Source compatibility & ABI stability

This is an ABI-compatible addition with no impact on source compatibility.

Alternatives considered

Alternative argument labels

people.sort(over: { $0.age }, by: <)

over has more of a mathematical flavor to it, where the transform argument is read as a set of values with an injective (one-to-one) relation to the elements of the sequence. For that matter, «map sorting» can be thought of as sorting the set of transformed values and permuting the elements of the original sequence accordingly. While this variant emphasizes the strong correlation of mathematics and computer science, Swift as a multi-paradigm language should strive to settle with generally understandable names that, ideally, can be easily recognized regardless of the user's background.
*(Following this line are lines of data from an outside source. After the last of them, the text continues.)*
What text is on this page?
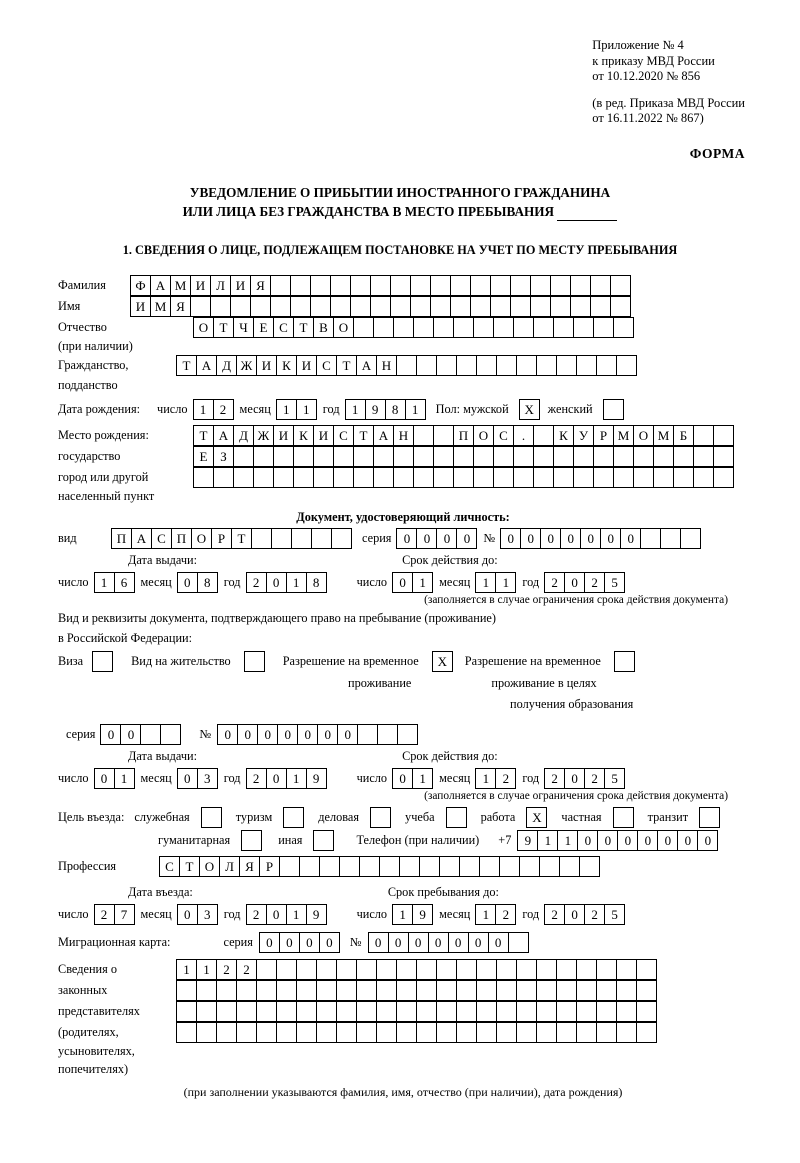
Приложение № 4
к приказу МВД России
от 10.12.2020 № 856
(в ред. Приказа МВД России
от 16.11.2022 № 867)
ФОРМА
УВЕДОМЛЕНИЕ О ПРИБЫТИИ ИНОСТРАННОГО ГРАЖДАНИНА
ИЛИ ЛИЦА БЕЗ ГРАЖДАНСТВА В МЕСТО ПРЕБЫВАНИЯ
1. СВЕДЕНИЯ О ЛИЦЕ, ПОДЛЕЖАЩЕМ ПОСТАНОВКЕ НА УЧЕТ ПО МЕСТУ ПРЕБЫВАНИЯ
Фамилия	Ф А М И Л И Я
Имя	И М Я
Отчество	О Т Ч Е С Т В О
(при наличии)
Гражданство,	Т А Д Ж И К И С Т А Н
подданство
Дата рождения: число 1	2	месяц 1	1	год 1	9	8	1	Пол: мужской	X	женский
Место рождения:	Т А Д Ж И К И С Т А Н	П О С	.	К У Р М О М Б
государство	Е З
город или другой
населенный пункт
Документ, удостоверяющий личность:
вид	П А С П О Р Т	серия 0	0	0	0	№ 0	0	0	0	0	0	0
Дата выдачи:	Срок действия до:
число 1	6	месяц 0	8	год 2	0	1	8	число 0	1	месяц 1	1	год 2	0	2	5
(заполняется в случае ограничения срока действия документа)
Вид и реквизиты документа, подтверждающего право на пребывание (проживание)
в Российской Федерации:
Виза	Вид на жительство	Разрешение на временное	X	Разрешение на временное
проживание	проживание в целях
получения образования
серия 0	0	№	0	0	0	0	0	0	0
Дата выдачи:	Срок действия до:
число 0	1	месяц 0	3	год 2	0	1	9	число 0	1	месяц 1	2	год 2	0	2	5
(заполняется в случае ограничения срока действия документа)
Цель въезда: служебная	туризм	деловая	учеба	работа	X	частная	транзит
гуманитарная	иная	Телефон (при наличии) +7	9	1	1	0	0	0	0	0	0	0
Профессия	С Т О Л Я Р
Дата въезда:	Срок пребывания до:
число 2	7	месяц 0	3	год 2	0	1	9	число 1	9	месяц 1	2	год 2	0	2	5
Миграционная карта:	серия	0	0	0	0	№	0	0	0	0	0	0	0
Сведения о	1	1	2	2
законных
представителях
(родителях,
усыновителях,
попечителях)
(при заполнении указываются фамилия, имя, отчество (при наличии), дата рождения)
people.sort(by: { $0.age }, using: <)

The by label is a perfect candidate to describe the metric used to sort the sequence. using, on its turn, is just as fitting for a predicate or an operator. The pair in question is perhaps the only one that always boils down to a proper sentence - «Sort(ed) by a metric using a predicate». Nevertheless, the author is convinced in the superior importance of preserving API uniformity and consistency with existing API the Standard Library developers have worked so hard to keep. With ABI Stability kicking in, we no longer have the opportunity for amendments to public API signatures and must be especially careful in this regard.